The Salt Book by Pamela Wood

The almost gone, long lost art of the people of Maine coast are captured in this book. The things that as a child growing up in New Harbor, Maine with over 350 years of fishing heritage I took for granted are in this fine book. The almost long lost art of "knitting potheads" and baitbags for the lobster traps. I fondly recall my grandmother and great aunt sitting in the kitchen with a cuphook screwed into the wall that was used for the start of hundreds of thousands of baitbags and potheads knitted in what seemed minutes each. The art of making seaweed pudding that my great grandma showed me and the way she dried the seaweed in her back yard.
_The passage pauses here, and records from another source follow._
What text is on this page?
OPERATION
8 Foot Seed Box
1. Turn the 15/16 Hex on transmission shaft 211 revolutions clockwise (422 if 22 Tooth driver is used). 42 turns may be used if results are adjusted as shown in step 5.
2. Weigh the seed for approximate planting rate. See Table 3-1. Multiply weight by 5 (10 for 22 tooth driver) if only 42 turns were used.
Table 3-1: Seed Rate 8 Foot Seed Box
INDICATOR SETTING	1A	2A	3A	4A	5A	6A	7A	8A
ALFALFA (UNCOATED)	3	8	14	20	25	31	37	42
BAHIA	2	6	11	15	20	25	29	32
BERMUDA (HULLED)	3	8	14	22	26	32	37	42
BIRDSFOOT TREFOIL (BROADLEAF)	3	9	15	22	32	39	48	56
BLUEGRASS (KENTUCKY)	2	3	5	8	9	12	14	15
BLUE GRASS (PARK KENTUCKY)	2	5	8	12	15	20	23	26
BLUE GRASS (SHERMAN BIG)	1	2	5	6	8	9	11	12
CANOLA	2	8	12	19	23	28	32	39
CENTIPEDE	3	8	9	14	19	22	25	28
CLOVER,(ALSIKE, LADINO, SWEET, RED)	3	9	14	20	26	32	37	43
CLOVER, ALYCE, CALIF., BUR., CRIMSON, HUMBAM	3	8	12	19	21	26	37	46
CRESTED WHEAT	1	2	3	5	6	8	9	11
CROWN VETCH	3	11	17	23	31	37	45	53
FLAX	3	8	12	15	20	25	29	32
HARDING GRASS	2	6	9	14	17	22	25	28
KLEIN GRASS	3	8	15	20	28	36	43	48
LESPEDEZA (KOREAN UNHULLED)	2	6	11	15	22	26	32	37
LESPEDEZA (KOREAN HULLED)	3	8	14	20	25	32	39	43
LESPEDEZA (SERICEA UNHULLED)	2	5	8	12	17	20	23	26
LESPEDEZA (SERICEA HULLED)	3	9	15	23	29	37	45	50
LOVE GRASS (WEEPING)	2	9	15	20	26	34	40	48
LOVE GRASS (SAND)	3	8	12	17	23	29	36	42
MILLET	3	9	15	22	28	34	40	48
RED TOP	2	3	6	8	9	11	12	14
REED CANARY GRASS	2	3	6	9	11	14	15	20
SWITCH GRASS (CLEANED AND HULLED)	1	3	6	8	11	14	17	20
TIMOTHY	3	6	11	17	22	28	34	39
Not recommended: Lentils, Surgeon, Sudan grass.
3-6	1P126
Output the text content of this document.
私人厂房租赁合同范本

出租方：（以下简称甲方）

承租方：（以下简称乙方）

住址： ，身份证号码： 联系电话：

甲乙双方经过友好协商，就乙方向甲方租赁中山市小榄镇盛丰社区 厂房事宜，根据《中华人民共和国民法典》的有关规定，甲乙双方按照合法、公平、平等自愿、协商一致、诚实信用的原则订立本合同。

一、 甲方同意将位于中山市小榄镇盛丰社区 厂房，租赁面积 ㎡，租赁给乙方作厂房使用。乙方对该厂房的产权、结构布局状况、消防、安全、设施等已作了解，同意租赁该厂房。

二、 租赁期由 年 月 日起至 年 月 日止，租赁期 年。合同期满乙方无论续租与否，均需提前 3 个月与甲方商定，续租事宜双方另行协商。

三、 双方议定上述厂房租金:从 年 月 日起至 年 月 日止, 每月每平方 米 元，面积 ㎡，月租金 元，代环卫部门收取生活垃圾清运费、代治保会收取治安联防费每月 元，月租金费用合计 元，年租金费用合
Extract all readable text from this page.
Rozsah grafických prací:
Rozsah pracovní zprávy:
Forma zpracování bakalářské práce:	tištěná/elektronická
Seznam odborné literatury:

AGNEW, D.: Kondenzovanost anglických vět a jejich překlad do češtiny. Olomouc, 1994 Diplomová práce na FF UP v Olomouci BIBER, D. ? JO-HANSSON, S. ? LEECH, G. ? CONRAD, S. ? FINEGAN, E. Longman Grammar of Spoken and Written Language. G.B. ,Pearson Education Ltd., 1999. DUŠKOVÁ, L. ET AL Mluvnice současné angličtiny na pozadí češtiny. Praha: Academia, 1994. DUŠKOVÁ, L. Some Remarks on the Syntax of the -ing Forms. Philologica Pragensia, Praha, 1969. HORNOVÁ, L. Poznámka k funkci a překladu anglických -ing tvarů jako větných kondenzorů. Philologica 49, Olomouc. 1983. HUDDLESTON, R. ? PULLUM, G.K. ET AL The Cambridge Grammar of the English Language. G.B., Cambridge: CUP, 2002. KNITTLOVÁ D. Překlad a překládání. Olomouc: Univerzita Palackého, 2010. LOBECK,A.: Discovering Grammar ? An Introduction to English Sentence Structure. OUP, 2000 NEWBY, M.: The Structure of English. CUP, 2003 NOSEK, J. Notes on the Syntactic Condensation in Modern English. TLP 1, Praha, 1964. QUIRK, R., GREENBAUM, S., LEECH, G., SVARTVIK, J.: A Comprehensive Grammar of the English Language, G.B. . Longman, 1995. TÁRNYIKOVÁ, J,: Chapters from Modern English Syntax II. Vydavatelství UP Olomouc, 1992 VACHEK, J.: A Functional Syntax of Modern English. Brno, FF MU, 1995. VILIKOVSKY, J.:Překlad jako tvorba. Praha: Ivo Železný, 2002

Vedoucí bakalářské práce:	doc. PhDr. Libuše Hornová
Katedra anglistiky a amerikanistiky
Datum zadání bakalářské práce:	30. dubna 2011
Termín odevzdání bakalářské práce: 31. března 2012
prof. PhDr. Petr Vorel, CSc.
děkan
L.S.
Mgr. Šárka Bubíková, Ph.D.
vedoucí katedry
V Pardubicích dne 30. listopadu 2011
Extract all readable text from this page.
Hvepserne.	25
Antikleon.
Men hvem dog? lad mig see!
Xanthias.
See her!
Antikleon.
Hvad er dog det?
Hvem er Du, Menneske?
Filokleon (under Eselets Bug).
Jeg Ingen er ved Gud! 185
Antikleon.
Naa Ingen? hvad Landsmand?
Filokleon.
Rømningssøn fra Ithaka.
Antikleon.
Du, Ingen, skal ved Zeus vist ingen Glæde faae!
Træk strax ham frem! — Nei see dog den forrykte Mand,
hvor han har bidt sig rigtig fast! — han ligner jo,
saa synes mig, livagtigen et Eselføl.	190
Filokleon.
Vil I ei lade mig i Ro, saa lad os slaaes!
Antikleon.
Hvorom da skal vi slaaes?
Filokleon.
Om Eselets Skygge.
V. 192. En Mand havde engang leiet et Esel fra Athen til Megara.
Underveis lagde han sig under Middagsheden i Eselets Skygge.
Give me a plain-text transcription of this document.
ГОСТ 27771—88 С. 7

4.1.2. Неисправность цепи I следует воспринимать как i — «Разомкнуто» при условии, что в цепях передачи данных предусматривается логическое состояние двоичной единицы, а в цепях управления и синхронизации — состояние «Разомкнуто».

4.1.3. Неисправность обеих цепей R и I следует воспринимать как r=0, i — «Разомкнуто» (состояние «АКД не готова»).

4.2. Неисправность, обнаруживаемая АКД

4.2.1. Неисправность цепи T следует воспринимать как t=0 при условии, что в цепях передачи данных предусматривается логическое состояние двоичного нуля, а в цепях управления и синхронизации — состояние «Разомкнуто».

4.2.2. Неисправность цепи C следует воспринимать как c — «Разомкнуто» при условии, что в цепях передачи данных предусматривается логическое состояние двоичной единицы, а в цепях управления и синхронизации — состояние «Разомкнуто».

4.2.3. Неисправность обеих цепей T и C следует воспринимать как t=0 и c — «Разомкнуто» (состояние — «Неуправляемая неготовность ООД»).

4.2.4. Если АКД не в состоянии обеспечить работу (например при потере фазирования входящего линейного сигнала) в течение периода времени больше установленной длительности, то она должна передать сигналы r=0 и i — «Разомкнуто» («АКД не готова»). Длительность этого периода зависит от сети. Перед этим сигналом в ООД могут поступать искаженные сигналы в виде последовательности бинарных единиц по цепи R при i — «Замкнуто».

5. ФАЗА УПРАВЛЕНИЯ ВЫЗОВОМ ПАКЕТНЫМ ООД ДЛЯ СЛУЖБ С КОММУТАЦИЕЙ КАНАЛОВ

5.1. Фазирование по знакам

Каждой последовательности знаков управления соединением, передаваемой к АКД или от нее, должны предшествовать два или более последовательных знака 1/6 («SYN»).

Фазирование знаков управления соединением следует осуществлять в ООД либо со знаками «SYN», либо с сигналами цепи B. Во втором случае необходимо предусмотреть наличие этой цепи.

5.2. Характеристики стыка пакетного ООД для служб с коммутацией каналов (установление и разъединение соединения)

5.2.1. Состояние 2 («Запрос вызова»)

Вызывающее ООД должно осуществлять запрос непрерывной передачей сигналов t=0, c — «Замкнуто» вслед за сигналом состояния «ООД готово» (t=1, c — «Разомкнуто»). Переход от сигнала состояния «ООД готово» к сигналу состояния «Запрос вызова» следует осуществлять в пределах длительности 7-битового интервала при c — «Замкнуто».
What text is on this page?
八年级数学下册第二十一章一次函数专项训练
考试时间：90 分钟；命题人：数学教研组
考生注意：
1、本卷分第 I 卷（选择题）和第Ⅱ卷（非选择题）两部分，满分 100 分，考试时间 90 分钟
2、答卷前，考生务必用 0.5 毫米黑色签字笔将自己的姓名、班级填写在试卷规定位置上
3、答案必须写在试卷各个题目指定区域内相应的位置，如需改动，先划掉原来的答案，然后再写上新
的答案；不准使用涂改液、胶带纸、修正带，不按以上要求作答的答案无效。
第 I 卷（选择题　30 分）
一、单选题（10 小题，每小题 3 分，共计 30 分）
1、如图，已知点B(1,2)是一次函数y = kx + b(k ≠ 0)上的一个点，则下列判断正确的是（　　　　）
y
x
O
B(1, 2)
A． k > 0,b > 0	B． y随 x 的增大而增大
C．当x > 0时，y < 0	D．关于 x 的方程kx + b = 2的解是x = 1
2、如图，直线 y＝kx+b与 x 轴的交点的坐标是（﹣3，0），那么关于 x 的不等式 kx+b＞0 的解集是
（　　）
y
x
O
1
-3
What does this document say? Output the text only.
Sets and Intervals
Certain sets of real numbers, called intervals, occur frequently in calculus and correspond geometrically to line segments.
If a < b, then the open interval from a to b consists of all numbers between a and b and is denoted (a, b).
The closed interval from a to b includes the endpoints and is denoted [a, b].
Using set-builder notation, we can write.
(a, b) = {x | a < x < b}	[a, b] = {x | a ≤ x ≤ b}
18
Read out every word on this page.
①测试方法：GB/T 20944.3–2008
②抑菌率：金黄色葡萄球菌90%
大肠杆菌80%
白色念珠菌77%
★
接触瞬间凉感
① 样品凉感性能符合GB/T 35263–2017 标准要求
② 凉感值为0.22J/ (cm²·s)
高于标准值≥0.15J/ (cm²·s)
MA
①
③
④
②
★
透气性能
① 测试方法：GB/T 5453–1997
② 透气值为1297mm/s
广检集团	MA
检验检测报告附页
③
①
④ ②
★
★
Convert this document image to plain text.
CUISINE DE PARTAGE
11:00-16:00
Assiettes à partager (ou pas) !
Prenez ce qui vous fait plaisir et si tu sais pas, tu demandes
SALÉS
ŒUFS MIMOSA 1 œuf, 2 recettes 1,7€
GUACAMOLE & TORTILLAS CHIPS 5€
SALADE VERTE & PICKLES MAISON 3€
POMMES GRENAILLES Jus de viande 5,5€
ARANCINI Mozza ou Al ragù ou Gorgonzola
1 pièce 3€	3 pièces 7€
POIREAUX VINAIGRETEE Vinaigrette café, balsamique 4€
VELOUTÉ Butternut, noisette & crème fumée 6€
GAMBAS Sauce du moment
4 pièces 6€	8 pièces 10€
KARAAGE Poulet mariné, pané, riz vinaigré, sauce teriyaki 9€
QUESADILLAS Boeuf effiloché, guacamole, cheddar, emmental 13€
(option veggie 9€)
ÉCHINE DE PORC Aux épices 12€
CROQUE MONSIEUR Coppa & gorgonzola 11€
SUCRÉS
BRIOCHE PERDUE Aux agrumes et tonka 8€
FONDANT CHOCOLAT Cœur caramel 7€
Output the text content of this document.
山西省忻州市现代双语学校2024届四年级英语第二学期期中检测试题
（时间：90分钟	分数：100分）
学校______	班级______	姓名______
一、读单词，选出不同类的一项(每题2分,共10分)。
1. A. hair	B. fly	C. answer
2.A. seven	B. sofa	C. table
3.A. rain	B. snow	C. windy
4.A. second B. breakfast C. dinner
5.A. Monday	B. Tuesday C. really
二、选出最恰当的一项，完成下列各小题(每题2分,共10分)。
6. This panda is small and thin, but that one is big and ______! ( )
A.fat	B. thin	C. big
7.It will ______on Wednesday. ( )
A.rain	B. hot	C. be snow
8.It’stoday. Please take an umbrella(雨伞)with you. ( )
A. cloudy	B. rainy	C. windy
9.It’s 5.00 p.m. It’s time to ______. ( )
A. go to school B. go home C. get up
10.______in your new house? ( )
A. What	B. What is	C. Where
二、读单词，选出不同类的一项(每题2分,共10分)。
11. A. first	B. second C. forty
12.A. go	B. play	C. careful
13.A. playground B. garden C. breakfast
The long winter days my uncle would carve and paint hundreds of buoys then with his branding iron burn his name and "numba" in each one. All these and many more of the "daily choirs" of yester-year are captured in this fine book with plenty of photos. When, in the 1970's the new fangled wire lobster traps came out and the sissle warp was replaced with bright yellow, blue, green and white nylon warp the old days and the customs that went with them were gone, almost. The Salt Book, started as a project saved all the things we took for granted and kept them forever in this book. If your life is of the coast of Maine or if you had family that worked the sea for a living in Maine then this book is a must read! We can't go back to yesterday, but with fine books such as this we will never forget where we came from.